Radiotherapy imaging: the straightway to the patient
The MILabs systems are capable to perform sub-mm resolution, high-energy and ultra-sensitive SPECT for many ⍺ and ß emitters used for radionuclide therapy. This avoids the need to use surrogate markers for internal dosimetry. Moreover, the high resolution for novel targeted alpha therapy (TAT) applications enables theranostic imaging of a mouse just like in a human. Despite the tiny size of a mouse as compared to a human, it is possible with MILabs systems to obtain in-vivo images of mice with the same intricate detail as can be obtained from scanning humans. The proprietary collimation technology enables imaging sub-mm resolutions up to 1 MeV.
The One and Only: Molecular imaging integrated with top-level diagnostic CT
Today, MILabs has achieved the long-term vision of higher-order multimodality imaging without compromising the performance of any of the modalities. A case in point is its diagnostic CT system. Through its unique autonomous gantry design, the X-ray CT system achieves exceptional performance in any configuration, whether stand-alone or fully integrated with PET, SPECT, and Optical modalities. It is simply the fastest ultra-high-resolution CT available today with the lowest radiation dose, and the ability for multi-gated acquisitions of single and multiple animals simultaneously. Moreover, it features dynamic acquisitions, dual-energy scanning, and the ability to acquire mouse, rat, guinea pig, ferret, and rabbit images. Plus, CE-CT and DCE-CT acquisitions are possible even with clinical contrast agents.

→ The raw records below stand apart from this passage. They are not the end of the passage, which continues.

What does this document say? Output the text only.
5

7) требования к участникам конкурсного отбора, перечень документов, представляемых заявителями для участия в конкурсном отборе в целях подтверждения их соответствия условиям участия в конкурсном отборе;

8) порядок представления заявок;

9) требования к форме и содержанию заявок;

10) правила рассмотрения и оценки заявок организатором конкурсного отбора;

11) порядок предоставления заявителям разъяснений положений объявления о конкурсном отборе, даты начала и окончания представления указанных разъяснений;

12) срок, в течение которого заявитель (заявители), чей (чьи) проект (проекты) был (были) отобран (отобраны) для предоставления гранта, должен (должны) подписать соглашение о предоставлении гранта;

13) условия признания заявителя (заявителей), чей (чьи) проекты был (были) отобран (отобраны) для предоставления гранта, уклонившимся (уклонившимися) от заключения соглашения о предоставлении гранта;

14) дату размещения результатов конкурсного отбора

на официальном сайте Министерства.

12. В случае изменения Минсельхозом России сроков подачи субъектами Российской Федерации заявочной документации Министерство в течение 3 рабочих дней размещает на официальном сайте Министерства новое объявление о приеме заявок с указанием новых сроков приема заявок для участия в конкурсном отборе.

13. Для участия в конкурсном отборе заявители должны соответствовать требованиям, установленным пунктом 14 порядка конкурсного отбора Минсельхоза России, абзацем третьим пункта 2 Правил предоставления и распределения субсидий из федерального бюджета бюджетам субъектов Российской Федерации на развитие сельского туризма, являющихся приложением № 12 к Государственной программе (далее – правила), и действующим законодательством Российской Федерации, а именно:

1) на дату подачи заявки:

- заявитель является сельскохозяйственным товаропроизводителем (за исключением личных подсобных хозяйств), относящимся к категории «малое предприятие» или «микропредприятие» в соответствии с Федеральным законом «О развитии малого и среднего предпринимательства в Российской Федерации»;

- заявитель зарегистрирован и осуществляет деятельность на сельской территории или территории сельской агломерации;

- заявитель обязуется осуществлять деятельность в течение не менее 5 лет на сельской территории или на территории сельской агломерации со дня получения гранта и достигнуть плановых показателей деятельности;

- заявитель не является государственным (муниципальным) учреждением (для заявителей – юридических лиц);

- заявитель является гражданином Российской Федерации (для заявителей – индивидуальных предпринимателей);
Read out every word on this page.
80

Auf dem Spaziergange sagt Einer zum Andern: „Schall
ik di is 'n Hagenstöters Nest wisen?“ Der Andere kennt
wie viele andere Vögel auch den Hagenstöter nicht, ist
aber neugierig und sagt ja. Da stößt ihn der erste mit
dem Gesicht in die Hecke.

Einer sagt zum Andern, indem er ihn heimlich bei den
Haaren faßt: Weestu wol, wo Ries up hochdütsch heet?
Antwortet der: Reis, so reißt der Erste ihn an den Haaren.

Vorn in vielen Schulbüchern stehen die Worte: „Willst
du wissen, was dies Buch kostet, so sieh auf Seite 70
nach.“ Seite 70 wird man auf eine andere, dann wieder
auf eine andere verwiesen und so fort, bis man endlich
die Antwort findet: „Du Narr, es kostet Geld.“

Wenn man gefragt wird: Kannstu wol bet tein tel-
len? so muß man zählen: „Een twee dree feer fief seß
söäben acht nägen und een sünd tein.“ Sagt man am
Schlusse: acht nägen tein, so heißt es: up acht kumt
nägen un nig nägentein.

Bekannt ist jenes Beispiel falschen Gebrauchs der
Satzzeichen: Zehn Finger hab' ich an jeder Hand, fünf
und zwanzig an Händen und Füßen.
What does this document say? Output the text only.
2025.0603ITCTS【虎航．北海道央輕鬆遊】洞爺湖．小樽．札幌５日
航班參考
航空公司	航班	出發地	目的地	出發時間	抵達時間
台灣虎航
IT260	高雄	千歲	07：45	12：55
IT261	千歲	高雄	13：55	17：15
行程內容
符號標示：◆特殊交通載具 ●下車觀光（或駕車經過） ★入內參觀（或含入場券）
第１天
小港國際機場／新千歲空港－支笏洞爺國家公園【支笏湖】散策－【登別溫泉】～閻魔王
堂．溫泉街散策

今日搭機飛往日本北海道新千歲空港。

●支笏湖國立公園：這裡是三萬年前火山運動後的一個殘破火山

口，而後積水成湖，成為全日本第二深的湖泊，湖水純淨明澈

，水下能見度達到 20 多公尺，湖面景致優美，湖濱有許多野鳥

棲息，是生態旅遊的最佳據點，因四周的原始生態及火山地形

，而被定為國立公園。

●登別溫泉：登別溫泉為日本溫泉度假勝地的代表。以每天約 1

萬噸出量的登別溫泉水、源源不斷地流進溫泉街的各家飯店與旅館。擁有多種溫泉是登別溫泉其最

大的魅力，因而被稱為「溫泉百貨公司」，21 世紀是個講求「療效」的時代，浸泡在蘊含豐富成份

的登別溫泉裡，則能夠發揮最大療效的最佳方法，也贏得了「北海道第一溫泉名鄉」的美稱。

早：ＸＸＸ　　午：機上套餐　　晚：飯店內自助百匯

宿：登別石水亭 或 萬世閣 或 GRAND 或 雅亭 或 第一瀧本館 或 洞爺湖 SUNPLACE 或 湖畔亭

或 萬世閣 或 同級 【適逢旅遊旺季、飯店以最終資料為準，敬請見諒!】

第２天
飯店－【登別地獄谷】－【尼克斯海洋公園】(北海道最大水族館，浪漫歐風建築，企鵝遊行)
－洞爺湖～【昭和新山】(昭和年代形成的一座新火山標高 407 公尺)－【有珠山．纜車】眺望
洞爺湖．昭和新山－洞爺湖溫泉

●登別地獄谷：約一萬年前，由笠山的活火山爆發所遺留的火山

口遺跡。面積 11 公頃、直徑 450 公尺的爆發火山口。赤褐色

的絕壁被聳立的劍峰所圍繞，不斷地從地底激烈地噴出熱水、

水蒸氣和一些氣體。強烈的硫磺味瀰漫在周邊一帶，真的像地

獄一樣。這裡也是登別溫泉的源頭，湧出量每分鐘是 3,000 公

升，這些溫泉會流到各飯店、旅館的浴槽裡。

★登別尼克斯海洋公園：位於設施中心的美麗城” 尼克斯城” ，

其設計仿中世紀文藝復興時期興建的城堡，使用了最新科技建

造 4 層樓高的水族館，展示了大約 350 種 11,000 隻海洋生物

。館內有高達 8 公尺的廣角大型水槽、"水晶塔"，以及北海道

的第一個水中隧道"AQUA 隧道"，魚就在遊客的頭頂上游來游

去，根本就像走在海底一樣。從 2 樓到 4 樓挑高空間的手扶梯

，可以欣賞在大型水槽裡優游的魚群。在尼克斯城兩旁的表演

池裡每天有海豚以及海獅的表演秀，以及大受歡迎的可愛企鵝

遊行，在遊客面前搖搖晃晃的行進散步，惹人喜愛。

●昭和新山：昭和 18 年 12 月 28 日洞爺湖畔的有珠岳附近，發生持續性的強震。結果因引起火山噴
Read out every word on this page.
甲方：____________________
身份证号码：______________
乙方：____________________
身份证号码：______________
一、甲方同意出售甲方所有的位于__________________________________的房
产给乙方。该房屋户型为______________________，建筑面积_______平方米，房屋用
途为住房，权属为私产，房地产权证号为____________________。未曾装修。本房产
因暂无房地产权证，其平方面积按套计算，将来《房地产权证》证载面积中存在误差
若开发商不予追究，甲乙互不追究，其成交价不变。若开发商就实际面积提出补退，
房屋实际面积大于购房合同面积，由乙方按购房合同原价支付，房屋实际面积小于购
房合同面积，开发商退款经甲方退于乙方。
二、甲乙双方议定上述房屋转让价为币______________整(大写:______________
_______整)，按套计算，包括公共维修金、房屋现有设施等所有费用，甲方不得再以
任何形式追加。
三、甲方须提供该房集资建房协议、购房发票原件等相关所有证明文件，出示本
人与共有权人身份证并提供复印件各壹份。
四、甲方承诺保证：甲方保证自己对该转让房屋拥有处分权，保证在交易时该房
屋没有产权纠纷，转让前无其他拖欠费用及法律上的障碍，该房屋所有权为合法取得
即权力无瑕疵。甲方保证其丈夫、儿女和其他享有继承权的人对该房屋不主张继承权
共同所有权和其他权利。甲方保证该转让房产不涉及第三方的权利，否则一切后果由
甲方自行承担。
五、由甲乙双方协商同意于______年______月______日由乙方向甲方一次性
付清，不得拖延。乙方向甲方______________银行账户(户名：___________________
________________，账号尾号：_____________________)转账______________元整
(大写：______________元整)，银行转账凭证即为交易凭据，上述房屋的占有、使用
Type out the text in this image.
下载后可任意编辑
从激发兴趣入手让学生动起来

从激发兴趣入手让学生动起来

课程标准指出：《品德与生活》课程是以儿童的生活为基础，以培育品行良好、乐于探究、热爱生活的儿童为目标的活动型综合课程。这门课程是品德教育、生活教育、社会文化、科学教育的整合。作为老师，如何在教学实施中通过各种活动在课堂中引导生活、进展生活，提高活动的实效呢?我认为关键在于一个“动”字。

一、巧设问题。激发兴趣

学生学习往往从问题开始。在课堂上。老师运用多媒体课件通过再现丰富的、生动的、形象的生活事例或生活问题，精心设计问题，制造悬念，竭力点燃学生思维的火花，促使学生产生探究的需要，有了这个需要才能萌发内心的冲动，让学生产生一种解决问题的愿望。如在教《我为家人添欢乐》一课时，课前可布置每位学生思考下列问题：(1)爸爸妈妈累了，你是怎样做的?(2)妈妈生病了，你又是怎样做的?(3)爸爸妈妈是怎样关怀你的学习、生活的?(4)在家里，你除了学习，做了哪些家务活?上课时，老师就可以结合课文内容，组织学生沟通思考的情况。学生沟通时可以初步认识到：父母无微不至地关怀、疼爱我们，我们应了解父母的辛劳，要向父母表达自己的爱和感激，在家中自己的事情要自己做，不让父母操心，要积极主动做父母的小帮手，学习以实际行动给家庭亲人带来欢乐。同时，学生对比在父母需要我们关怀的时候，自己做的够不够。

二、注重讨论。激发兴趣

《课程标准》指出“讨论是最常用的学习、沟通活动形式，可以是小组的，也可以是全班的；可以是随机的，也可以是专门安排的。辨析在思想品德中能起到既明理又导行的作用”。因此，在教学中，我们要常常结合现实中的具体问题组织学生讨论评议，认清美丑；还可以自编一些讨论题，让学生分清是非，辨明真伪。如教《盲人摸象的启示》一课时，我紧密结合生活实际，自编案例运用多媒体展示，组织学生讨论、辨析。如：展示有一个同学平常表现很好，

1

No matter what upgrade or expansion, the whole is greater than the sum of its parts
All MILabs modalities are expandable, in any combination, and at any time. One can start with the simplest module and add modalities later, in any combination, when the need arises. However, rather than simply adding extra separate modules, each module will work in synergy with those that all already present. Rather than additive, each new module will leverage the capabilities of already present modalities. This synergy between modalities is unique for MILabs multimodality system. You’ll go from 2D to 3D optical images by adding CT, perform 3D autoradiography and ⍺ and ß theranostics by adding SPECT, and with the addition of PET, perform in-vivo histochemistry and within-subject rather than between-subject treatment comparisons. The upside: fewer animals and better statistics.